2
votes

I'm trying to solve the following with the IBM Watson Natural Language Classifier on IBM Bluemix:

I have N training documents D labeled with labels l_x_y of different Label Sets S_1 to S_n. Where x defines the label set and y the actual label within the set. Each document can be labeled with multiple labels (coming from different Label Sets).

Here an Example:

Label Set 1 : S_1={a,b,c,d,e,f} Label Set 2 : S_2={1,2,3,4,5,6}

D_1 = "This is some text", {a,c,e,1,3,4} D_2 = "This is some text2", {d,f,4}

If I understood correctly the REST service is capable of being trained with multiple classes. The naive approach would be to just train a different classifier for each label set.
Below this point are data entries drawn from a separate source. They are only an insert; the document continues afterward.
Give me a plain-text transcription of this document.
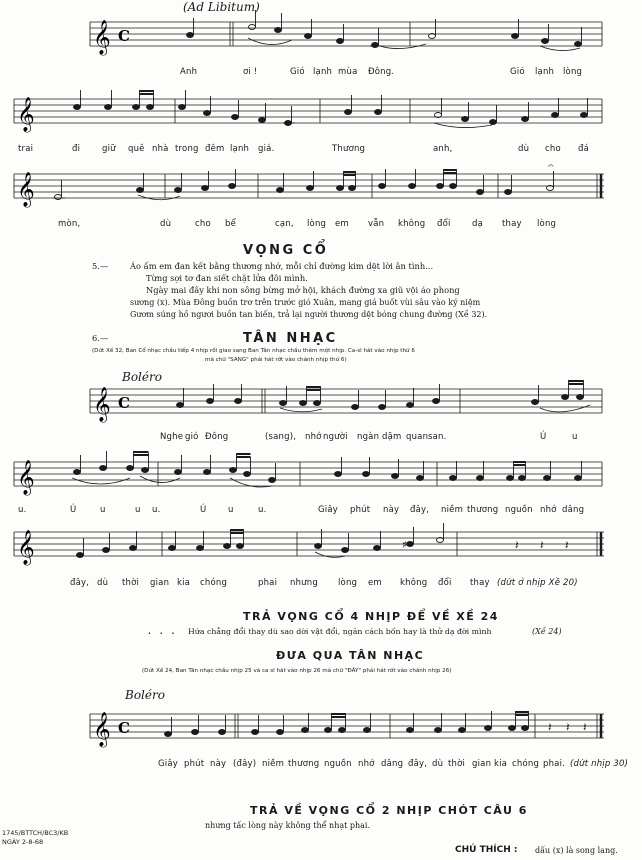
(Ad Libitum)
𝄞 C
Anh	ơi !	Gió lạnh mùa Đông.	Gió lạnh lòng
𝄞
trai	đi	giữ quê nhà trong đêm lạnh giá.	Thương	anh,	dù cho đá
𝄞
𝄐
mòn,	dù	cho bể	cạn, lòng em vẫn không đổi	dạ thay lòng
VỌNG CỔ
5.—	Áo ấm em đan kết bằng thương nhớ, mỗi chỉ đường kim dệt lời ân tình...
Từng sợi tơ đan siết chặt lửa đôi mình.
Ngày mai đây khi non sông bừng mở hội, khách đường xa giũ vội áo phong
sương (x). Mùa Đông buồn trơ trên trước gió Xuân, mang giá buốt vùi sâu vào ký niệm
Gươm súng hồ ngươi buồn tan biến, trả lại người thương dệt bóng chung đường (Xề 32).
6.—	TÂN NHẠC
(Dứt Xề 32, Ban Cổ nhạc chầu tiếp 4 nhịp rồi giao sang Ban Tân nhạc chầu thêm một nhịp. Ca-sĩ hát vào nhịp thứ 6
mà chữ "SANG" phải hát rớt vào chánh nhịp thứ 6)
Boléro
𝄞 C
Nghe gió Đông	(sang), nhớ người ngàn dặm quan san.	Ú	u
𝄞
u.	Ú	u	u u.	Ú	u	u.	Giây phút này đây, niềm thương nguồn nhớ dâng
𝄞	♯	𝄽 𝄽 𝄽
đây, dù thời gian kia chóng	phai nhưng lòng em không đổi thay (dứt ở nhịp Xề 20)
TRẢ VỌNG CỔ 4 NHỊP ĐỂ VỀ XỀ 24
. . . Hứa chẳng đổi thay dù sao dời vật đổi, ngăn cách bốn hay là thử dạ đời mình	(Xề 24)
ĐƯA QUA TÂN NHẠC
(Dứt Xề 24, Ban Tân nhạc chầu nhịp 25 và ca sĩ hát vào nhịp 26 mà chữ "ĐÂY" phải hát rớt vào chánh nhịp 26)
Boléro
𝄞 C	𝄽 𝄽 𝄽
Giây phút này (đây) niềm thương nguồn nhớ dâng đây, dù thời gian kia chóng phai. (dứt nhịp 30)
TRẢ VỀ VỌNG CỔ 2 NHỊP CHÓT CÂU 6
nhưng tấc lòng này không thể nhạt phai.
1745/BTTCH/BC3/KB
NGÀY 2-8-68
CHÚ THÍCH : dấu (x) là song lang.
But is there a better way to do this? E.g. can I use the union of the labels of each set (as illustrated in D_1 and D_2) ?

Because the API Documentation says the following about the response:

An array [Classes] of up to ten class_name-confidence pairs that are sorted in descending order of confidence. If there are fewer than 10 classes, the sum of the confidence values is 100%.

So this means if the cardinality of the union of all label sets is > 10 it might omit low confidence classes, but is there any other issue with using the union of the label sets?

1

1 Answers

3
votes

The data format specifies that each column after the "text" will be considered as a class label. If you send the training data as (in your case):

"This is some text", "{a,c,e,1,3,4}"

"This is some text2", "{d,f,4}"

then, the service assumes there are two unique classes in the training data: {a,c,e,1,3,4} and {d,f,4}.

However, you may try training on multiple labels by creating a training data like:

"This is some text", a,c,e,1,3,4

"This is some text2", d,f,4

in which case, you are training on 8 unique classes. Hence, the classification output will contain the confidence values for these classes. It is up to you to categorize the resulting classes in either of those label sets.